Baca Juga: Dampak Karantina Wilayah, Hewan-hewan Ini Alami Perubahan Perilaku
Penyebaran wabah rabies membuat pemerintah kolonial turun tangan karena dianggap meresahkan masyarakat. Selain rehabilitasi dan karantina, upaya penting lainnya ialah upaya pencegahan. Pencegahan ini mengacu pada penanganan di ranah sumber penyakit. Dalam hal ini, anjing-anjing sebagai sumber penyakit harus diberantas guna menghentikan penularannya.

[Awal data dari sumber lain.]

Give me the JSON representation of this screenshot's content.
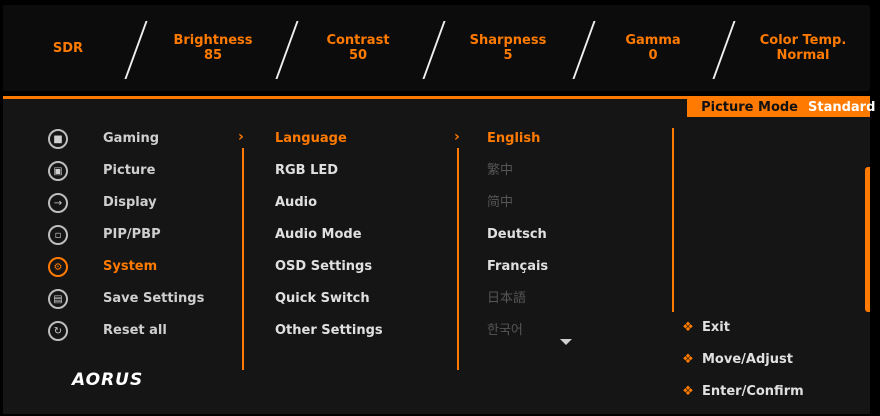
{
  "status_bar": {
    "sdr": "SDR",
    "brightness_label": "Brightness",
    "brightness_value": "85",
    "contrast_label": "Contrast",
    "contrast_value": "50",
    "sharpness_label": "Sharpness",
    "sharpness_value": "5",
    "gamma_label": "Gamma",
    "gamma_value": "0",
    "colortemp_label": "Color Temp.",
    "colortemp_value": "Normal"
  },
  "picture_mode": {
    "label": "Picture Mode",
    "value": "Standard"
  },
  "main_menu": [
    {
      "label": "Gaming",
      "icon": "gamepad-icon"
    },
    {
      "label": "Picture",
      "icon": "picture-icon"
    },
    {
      "label": "Display",
      "icon": "display-input-icon"
    },
    {
      "label": "PIP/PBP",
      "icon": "pip-icon"
    },
    {
      "label": "System",
      "icon": "gear-icon"
    },
    {
      "label": "Save Settings",
      "icon": "save-icon"
    },
    {
      "label": "Reset all",
      "icon": "reset-icon"
    }
  ],
  "system_menu": [
    "Language",
    "RGB LED",
    "Audio",
    "Audio Mode",
    "OSD Settings",
    "Quick Switch",
    "Other Settings"
  ],
  "language_options": [
    "English",
    "繁中",
    "简中",
    "Deutsch",
    "Français",
    "日本語",
    "한국어"
  ],
  "hints": {
    "exit": "Exit",
    "move": "Move/Adjust",
    "enter": "Enter/Confirm"
  },
  "logo": "AORUS",
  "colors": {
    "accent": "#ff7a00",
    "background": "#000000",
    "panel": "#151515"
  }
}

Setelah meredanya kasus wabah, salah satu upaya preventif yang dilakukan pemerintah kolonial adalah dengan memberlakukan aturan terkait legalitas kepemilikan anjing, disertai dengan pemenuhan kebersihannya. Legalitas ini berupa peraturan terkait pajak anjing, dimana tiap ekor anjing dipungut pajak sekitar f.1 (1 gulden) per tahun.